Hechingen / Natascha Kübler 26.02.2018
Die Balingerin wird nicht Gesundheitsministerin. Im Falle der GroKo ist sie aber als Integrationsministerin gesetzt.

. Seit Ende der Koalitionsverhandlungen war sie als Gesundheitsministerin in aller Munde: Annette Widmann-Mauz, Bundestagsabgeordnete aus dem Wahlkreis Tübingen-Hechingen. Ihr wurden als Gesundheitsexpertin und Vorsitzende der CDU-Frauenunion gute Chancen ausgerechnet. Bereits Sonntagmorgen standen die Zeichen dann aber anders, es hieß, dass nun doch Jens Spahn, Angela Merkels profiliertester Kritiker innerhalb der CDU, Gesundheitsminister werden soll.

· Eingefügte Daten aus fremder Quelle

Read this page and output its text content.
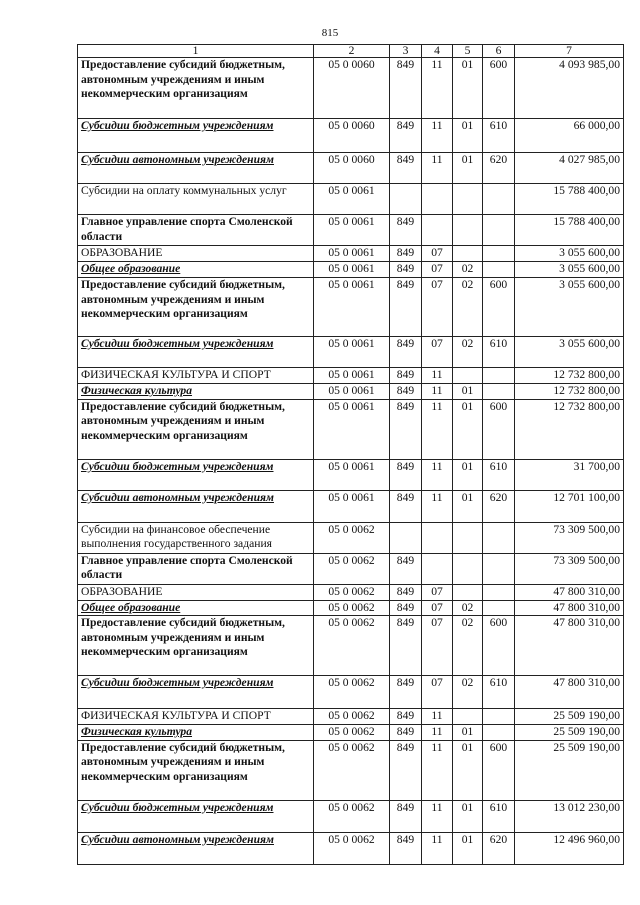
815
1	2	3	4	5	6	7
Предоставление субсидий бюджетным, автономным учреждениям и иным некоммерческим организациям	05 0 0060	849	11	01	600	4 093 985,00
Субсидии бюджетным учреждениям	05 0 0060	849	11	01	610	66 000,00
Субсидии автономным учреждениям	05 0 0060	849	11	01	620	4 027 985,00
Субсидии на оплату коммунальных услуг	05 0 0061					15 788 400,00
Главное управление спорта Смоленской области	05 0 0061	849				15 788 400,00
ОБРАЗОВАНИЕ	05 0 0061	849	07			3 055 600,00
Общее образование	05 0 0061	849	07	02		3 055 600,00
Предоставление субсидий бюджетным, автономным учреждениям и иным некоммерческим организациям	05 0 0061	849	07	02	600	3 055 600,00
Субсидии бюджетным учреждениям	05 0 0061	849	07	02	610	3 055 600,00
ФИЗИЧЕСКАЯ КУЛЬТУРА И СПОРТ	05 0 0061	849	11			12 732 800,00
Физическая культура	05 0 0061	849	11	01		12 732 800,00
Предоставление субсидий бюджетным, автономным учреждениям и иным некоммерческим организациям	05 0 0061	849	11	01	600	12 732 800,00
Субсидии бюджетным учреждениям	05 0 0061	849	11	01	610	31 700,00
Субсидии автономным учреждениям	05 0 0061	849	11	01	620	12 701 100,00
Субсидии на финансовое обеспечение выполнения государственного задания	05 0 0062					73 309 500,00
Главное управление спорта Смоленской области	05 0 0062	849				73 309 500,00
ОБРАЗОВАНИЕ	05 0 0062	849	07			47 800 310,00
Общее образование	05 0 0062	849	07	02		47 800 310,00
Предоставление субсидий бюджетным, автономным учреждениям и иным некоммерческим организациям	05 0 0062	849	07	02	600	47 800 310,00
Субсидии бюджетным учреждениям	05 0 0062	849	07	02	610	47 800 310,00
ФИЗИЧЕСКАЯ КУЛЬТУРА И СПОРТ	05 0 0062	849	11			25 509 190,00
Физическая культура	05 0 0062	849	11	01		25 509 190,00
Предоставление субсидий бюджетным, автономным учреждениям и иным некоммерческим организациям	05 0 0062	849	11	01	600	25 509 190,00
Субсидии бюджетным учреждениям	05 0 0062	849	11	01	610	13 012 230,00
Субсидии автономным учреждениям	05 0 0062	849	11	01	620	12 496 960,00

Sonntagabend kam dann die offizielle Verkündung durch die Kanzlerin: Annette Widmann-Mauz soll, wenn die Große Koalition mit der SPD zustande kommt, Staatsministerin für Integration im Kanzleramt werden.

In  diesem Amt hätte Widmann-Mauz direkten Zugang zur Kanzlerin und würde auch an allen Kabinettssitzungen teilnehmen. Umgangssprachlich wird das Amt auch als „Ausländerbeauftragter“ oder „Integrationsbeauftragter“ der Bundesregierung bezeichnet.

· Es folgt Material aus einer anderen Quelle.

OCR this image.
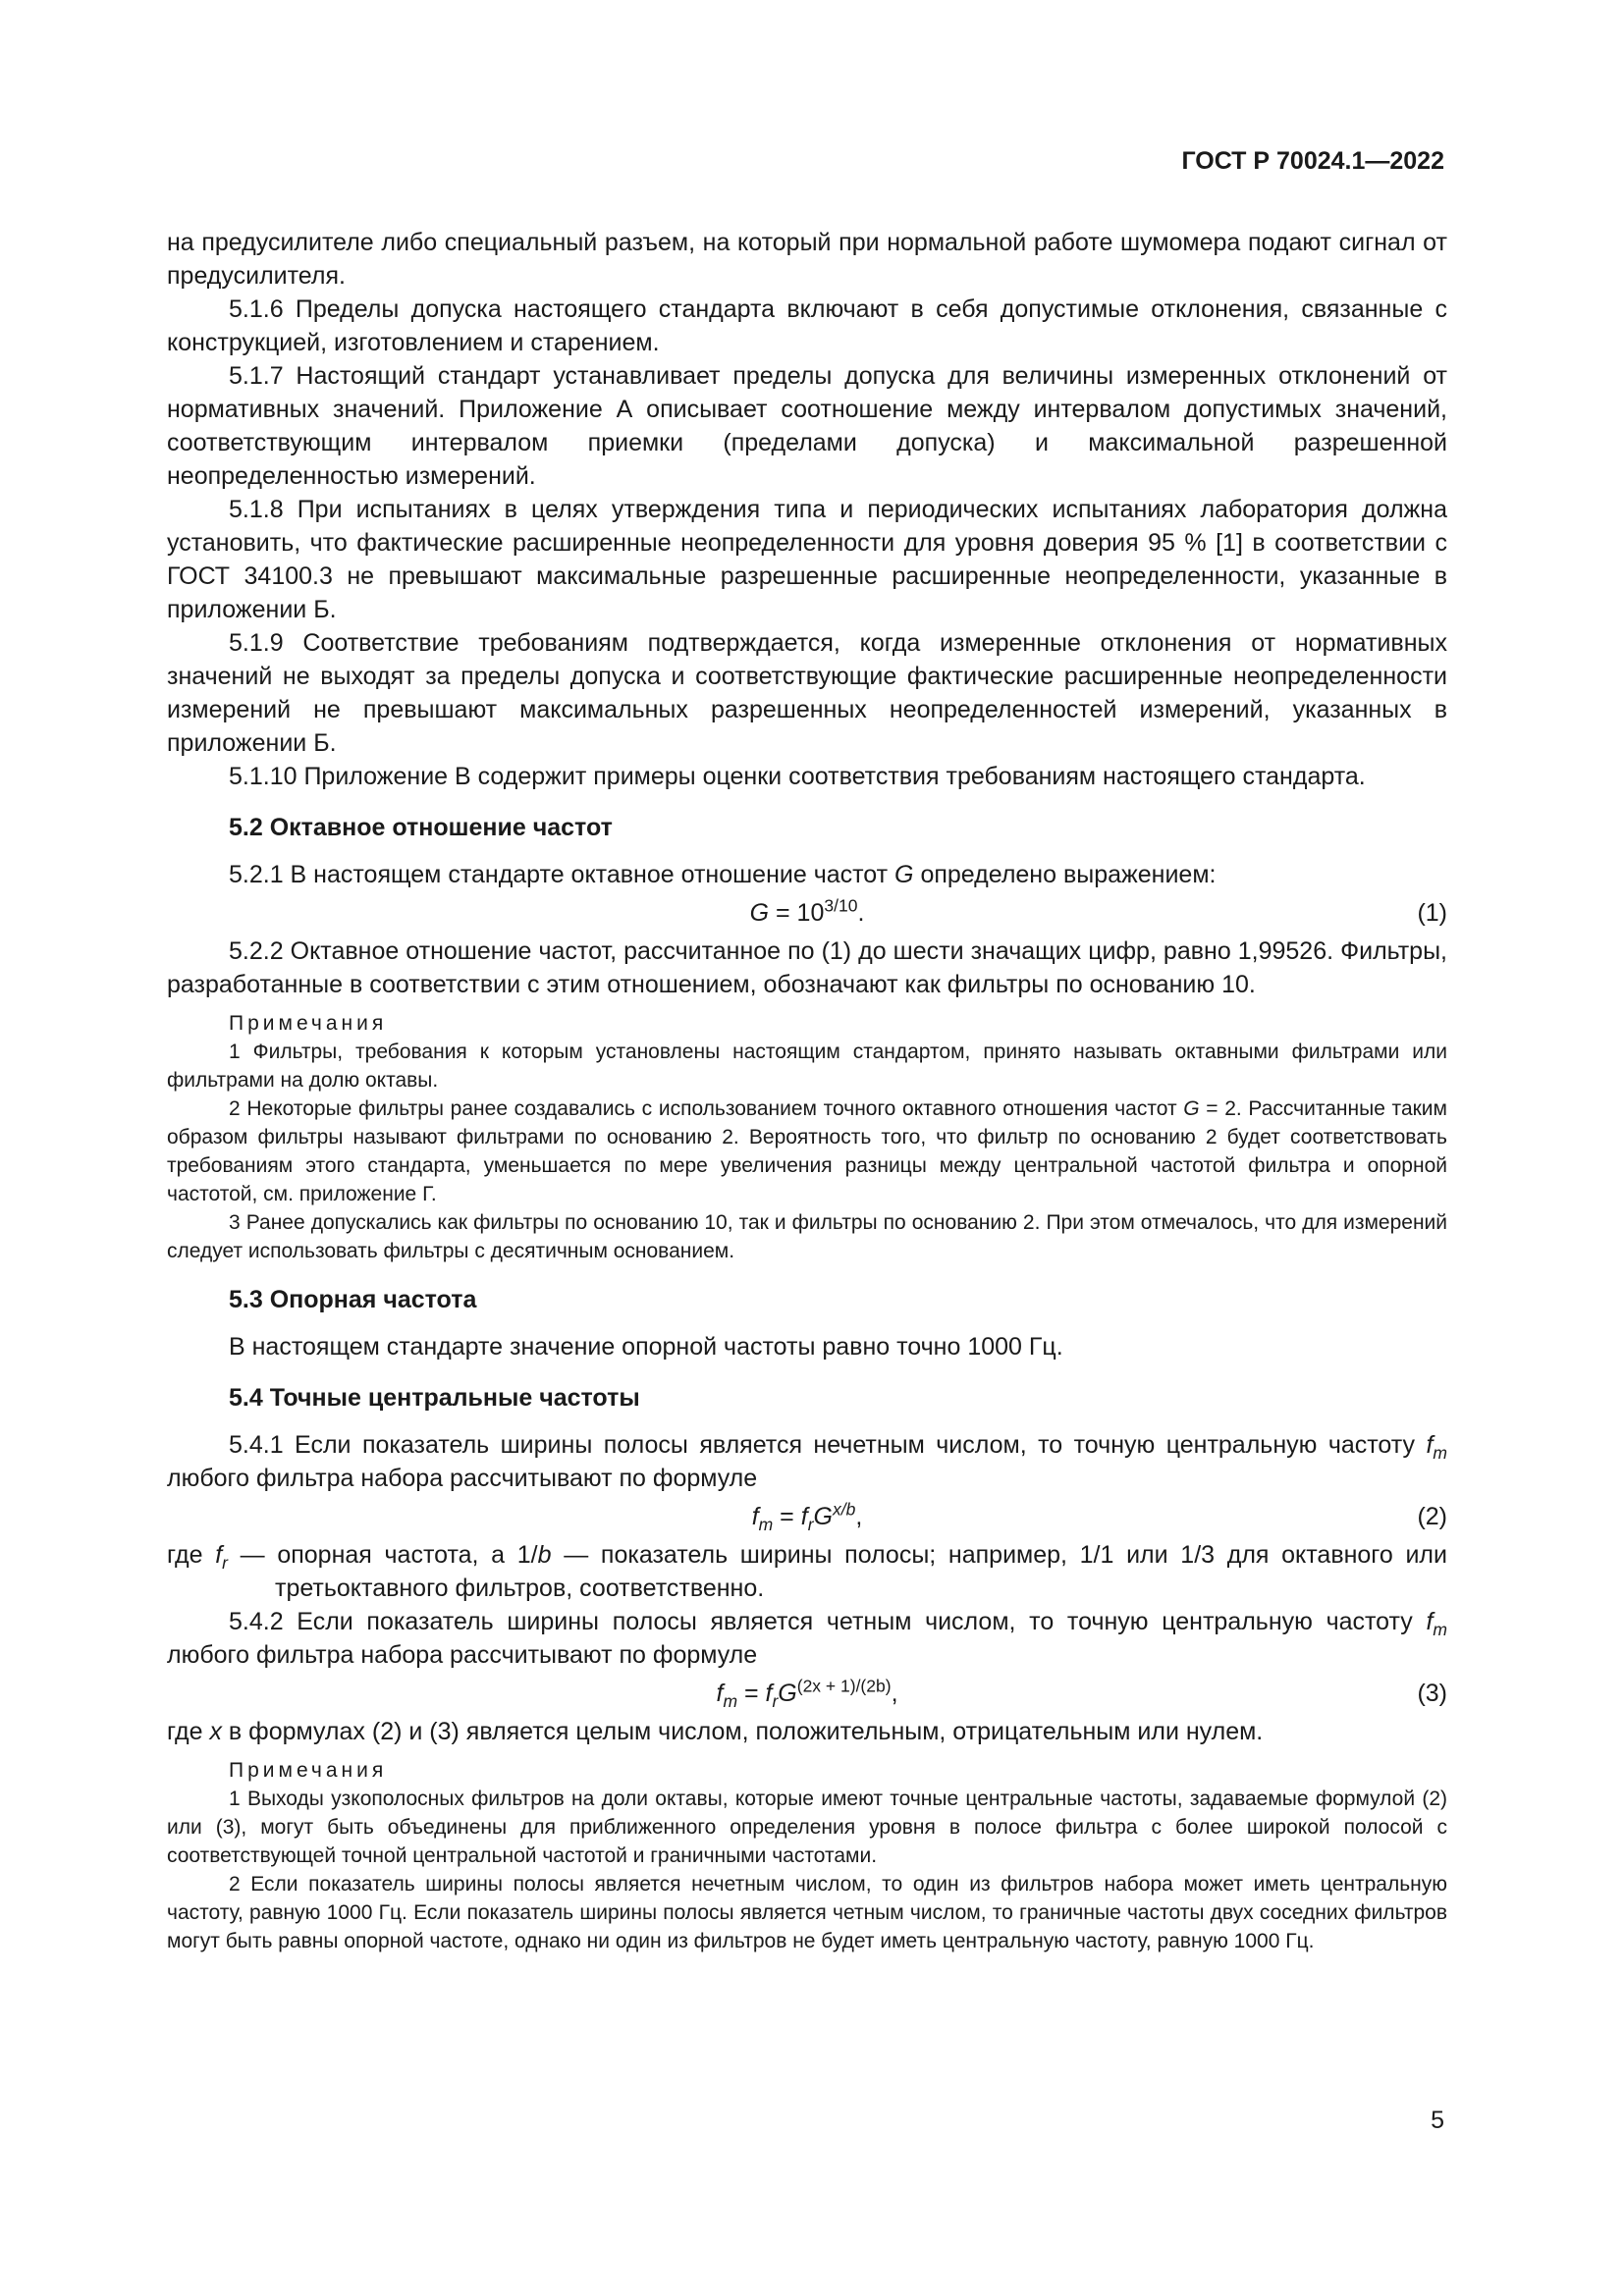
ГОСТ Р 70024.1—2022

на предусилителе либо специальный разъем, на который при нормальной работе шумомера подают сигнал от предусилителя.

5.1.6 Пределы допуска настоящего стандарта включают в себя допустимые отклонения, связанные с конструкцией, изготовлением и старением.

5.1.7 Настоящий стандарт устанавливает пределы допуска для величины измеренных отклонений от нормативных значений. Приложение А описывает соотношение между интервалом допустимых значений, соответствующим интервалом приемки (пределами допуска) и максимальной разрешенной неопределенностью измерений.

5.1.8 При испытаниях в целях утверждения типа и периодических испытаниях лаборатория должна установить, что фактические расширенные неопределенности для уровня доверия 95 % [1] в соответствии с ГОСТ 34100.3 не превышают максимальные разрешенные расширенные неопределенности, указанные в приложении Б.

5.1.9 Соответствие требованиям подтверждается, когда измеренные отклонения от нормативных значений не выходят за пределы допуска и соответствующие фактические расширенные неопределенности измерений не превышают максимальных разрешенных неопределенностей измерений, указанных в приложении Б.

5.1.10 Приложение В содержит примеры оценки соответствия требованиям настоящего стандарта.

5.2 Октавное отношение частот

5.2.1 В настоящем стандарте октавное отношение частот G определено выражением:

$G = 10^{3/10}$.	(1)

5.2.2 Октавное отношение частот, рассчитанное по (1) до шести значащих цифр, равно 1,99526. Фильтры, разработанные в соответствии с этим отношением, обозначают как фильтры по основанию 10.

Примечания

1 Фильтры, требования к которым установлены настоящим стандартом, принято называть октавными фильтрами или фильтрами на долю октавы.

2 Некоторые фильтры ранее создавались с использованием точного октавного отношения частот G = 2. Рассчитанные таким образом фильтры называют фильтрами по основанию 2. Вероятность того, что фильтр по основанию 2 будет соответствовать требованиям этого стандарта, уменьшается по мере увеличения разницы между центральной частотой фильтра и опорной частотой, см. приложение Г.

3 Ранее допускались как фильтры по основанию 10, так и фильтры по основанию 2. При этом отмечалось, что для измерений следует использовать фильтры с десятичным основанием.

5.3 Опорная частота

В настоящем стандарте значение опорной частоты равно точно 1000 Гц.

5.4 Точные центральные частоты

5.4.1 Если показатель ширины полосы является нечетным числом, то точную центральную частоту $f_m$ любого фильтра набора рассчитывают по формуле

$f_m = f_rG^{x/b}$,	(2)

где $f_r$ — опорная частота, а 1/b — показатель ширины полосы; например, 1/1 или 1/3 для октавного или третьоктавного фильтров, соответственно.

5.4.2 Если показатель ширины полосы является четным числом, то точную центральную частоту $f_m$ любого фильтра набора рассчитывают по формуле

$f_m = f_rG^{(2x + 1)/(2b)}$,	(3)

где x в формулах (2) и (3) является целым числом, положительным, отрицательным или нулем.

Примечания

1 Выходы узкополосных фильтров на доли октавы, которые имеют точные центральные частоты, задаваемые формулой (2) или (3), могут быть объединены для приближенного определения уровня в полосе фильтра с более широкой полосой с соответствующей точной центральной частотой и граничными частотами.

2 Если показатель ширины полосы является нечетным числом, то один из фильтров набора может иметь центральную частоту, равную 1000 Гц. Если показатель ширины полосы является четным числом, то граничные частоты двух соседних фильтров могут быть равны опорной частоте, однако ни один из фильтров не будет иметь центральную частоту, равную 1000 Гц.

5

Im Gespräch mit der HZ sagte die designierte Staatsministerin am Sonntagabend, dieser Posten sei für ihre Politlaufbahn ein „toller Aufstieg“ und sie freue sich sehr. Auf die Frage, ob sie enttäuscht sei, nicht Gesundheitsministerin zu werden, meinte die Abgeordnete, nach den vielen Jahren Arbeit im Bereich Gesundheit sei das Staatsministeramt für Integration „eine tolle neue Querschnittsaufgabe“. Angela Merkel habe bei der Besetzung des Kabinetts eine runde Sache, die für alle Seiten passt, entwickeln müssen, äußerte sie Verständnis für die Entscheidung.

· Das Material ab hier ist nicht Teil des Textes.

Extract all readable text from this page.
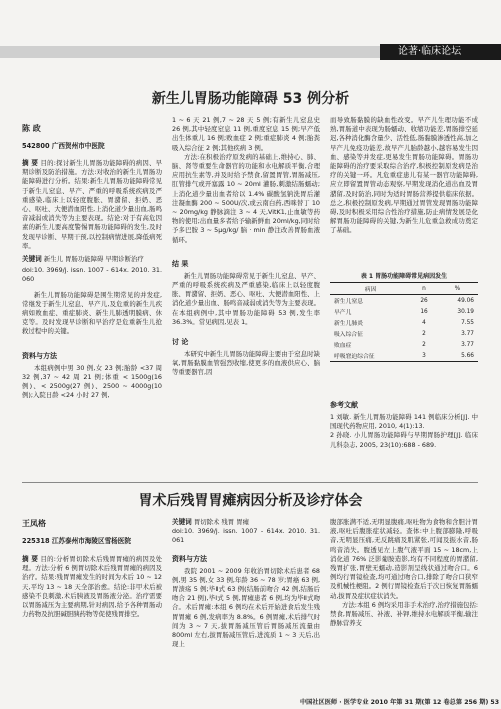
论著·临床论坛
新生儿胃肠功能障碍 53 例分析
陈 政
542800 广西贺州市中医院
摘 要 目的:探讨新生儿胃肠功能障碍的病因、早期诊断及防治措施。方法:对收治的新生儿胃肠功能障碍进行分析。结果:新生儿胃肠功能障碍常见于新生儿窒息、早产、严重的呼吸系统疾病及严重感染,临床上以轻度腹胀、胃潴留、拒奶、恶心、呕吐、大便潜血阳性,上消化道少量出血,肠鸣音减弱或消失等为主要表现。结论:对于有高危因素的新生儿要高度警惕胃肠功能障碍的发生,及时发现早诊断、早期干预,以控制病情进展,降低病死率。
关键词 新生儿 胃肠功能障碍 早期诊断治疗
doi:10. 3969/j. issn. 1007 - 614x. 2010. 31. 060
新生儿胃肠功能障碍是围生期常见的并发症,常继发于新生儿窒息、早产儿,及危重的新生儿疾病如败血症、重症肺炎、新生儿肺透明膜病、休克等。及时发现早诊断和早治疗是危重新生儿抢救过程中的关键。
资料与方法
本组病例中男 30 例,女 23 例;胎龄 <37 周 32 例,37 ~ 42 周 21 例;体重 < 1500g(16 例)、< 2500g(27 例)、2500 ~ 4000g(10 例);入院日龄 <24 小时 27 例,
1 ~ 6 天 21 例,7 ~ 28 天 5 例;有新生儿窒息史 26 例,其中轻度窒息 11 例,重度窒息 15 例;早产低出生体重儿 16 例;败血症 2 例;重症肺炎 4 例;胎粪吸入综合征 2 例;其他疾病 3 例。
方法:在积极治疗原发病的基础上,维持心、肺、脑、肾等重要生命器官的功能和水电解质平衡,合理应用抗生素等,并及时给予禁食,留置胃管,胃肠减压,肛管排气或开塞露 10 ~ 20ml 灌肠,刺激结肠蠕动;上消化道少量出血者给以 1.4% 碳酸氢钠洗胃后灌注凝血酶 200 ~ 500U/次,或云南白药,西咪替丁 10 ~ 20mg/kg 静脉滴注 3 ~ 4 天,VitK1,止血敏等药物的使用;出血量多者给予输新鲜血 20ml/kg,同时给予多巴胺 3 ~ 5μg/kg/ 脑 · min 静注改善胃肠血液循环。
结 果
新生儿胃肠功能障碍常见于新生儿窒息、早产、严重的呼吸系统疾病及严重感染,临床上以轻度腹胀、胃潴留、拒奶、恶心、呕吐、大便潜血阳性、上消化道少量出血、肠鸣音减弱或消失等为主要表现。在本组病例中,其中胃肠功能障碍 53 例,发生率 36.3%。常见病因,见表 1。
讨 论
本研究中新生儿胃肠功能障碍主要由于窒息时缺氧,胃肠黏膜血管强烈收缩,使更多的血液供应心、脑等重要器官,因
而导致肠黏膜的缺血性改变。早产儿生理功能不成熟,胃肠道中表现为肠蠕动、收缩功能差,胃肠排空延迟,各种消化酶含量少、活性低,肠黏膜渗透性高,加之早产儿免疫功能差,故早产儿胎龄越小,越容易发生因血、感染等并发症,更易发生胃肠功能障碍。胃肠功能障碍的治疗要采取综合治疗,积极控制原发病是治疗的关键一环。凡危重症患儿有某一器官功能障碍,应立即留置胃管动态观察,早期发现消化道出血及胃潴留,及时防治,同时为适时胃肠营养提供临床依据。总之,积极控制原发病,早期通过胃管发现胃肠功能障碍,及时积极采用综合性治疗措施,防止病情发展是化解胃肠功能障碍的关键,为新生儿危重急救成功奠定了基础。
表 1 胃肠功能障碍常见病因发生
病因	n	%
新生儿窒息	26	49.06
早产儿	16	30.19
新生儿肺炎	4	7.55
吸入综合征	2	3.77
败血症	2	3.77
呼吸窘迫综合征	3	5.66
参考文献
1 刘敏. 新生儿胃肠功能障碍 141 例临床分析[J]. 中国现代药物应用, 2010, 4(1):13.
2 孙晓. 小儿胃肠功能障碍与早期胃肠护理[J]. 临床儿科杂志, 2005, 23(10):688 - 689.
胃术后残胃胃瘫病因分析及诊疗体会
王凤格
225318 江苏泰州市海陵区雪杨医院
摘 要 目的:分析胃切除术后残胃胃瘫的病因及处理。方法:分析 6 例胃切除术后残胃胃瘫的病因及治疗。结果:残胃胃瘫发生的时间为术后 10 ~ 12 天,平均 13 ~ 18 天全部治愈。结论:非甲术后被感染不良刺激,术后胰液及胃肠液分泌。治疗需要以胃肠减压为主要病期,针对病因,给予各种胃肠动力药物及抗胆碱胆胰药物等促使残胃排空。
关键词 胃切除术 残胃 胃瘫
doi:10. 3969/j. issn. 1007 - 614x. 2010. 31. 061
资料与方法
我院 2001 ~ 2009 年收治胃切除术后患者 68 例,男 35 例,女 33 例,年龄 36 ~ 78 岁;胃癌 63 例,胃溃疡 5 例;毕Ⅱ式 63 例(结肠前吻合 42 例,结肠后吻合 21 例),毕Ⅰ式 5 例,胃瘫患者 6 例,均为毕Ⅱ式吻合。术后胃瘫:本组 6 例均在术后开始进食后发生残胃胃瘫 6 例,发病率为 8.8%。6 例胃瘫,术后排气时间为 3 ~ 7 天,拔胃肠减压管后胃肠减压流量由 800ml 左右,拔胃肠减压管后,进流质 1 ~ 3 天后,出现上
腹部胀满不适,无明显腹痛,呕吐物为食物和含胆汁胃液,呕吐后腹胀症状减轻。查体:中上腹部膨隆,呼吸音,无明显压痛,无反跳痛及肌紧张,可闻及振水音,肠鸣音消失。腹透见左上腹气液平面 15 ~ 18cm,上消化道 76% 泛影葡胺造影,均有不同程度的胃潴留,残胃扩张,胃壁无蠕动,造影剂呈线状通过吻合口。6 例均行胃镜检查,均可通过吻合口,排除了吻合口狭窄及机械性梗阻。2 例行胃镜检查后于次日恢复胃肠蠕动,拔胃及症状症状消失。
方法:本组 6 例均采用非手术治疗,治疗措施包括:禁食,胃肠减压、补液、补钾,维持水电解质平衡,输注静脉营养支
中国社区医师 · 医学专业 2010 年第 31 期(第 12 卷总第 256 期) 53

Bei dem Staatsministerposten gehe es darum, Konzepte zu entwickeln, wie Integration gelingen könne. „Integration ist kein Selbstläufer, das erfordert Engagement“, meinte Widmann-Mauz. Es gehe darum, in der Gesellschaft ein Miteinander und kein Gegeneinander zu erreichen. Sie wolle Integration fördern und fordern und so zum Zusammenhalt beitragen.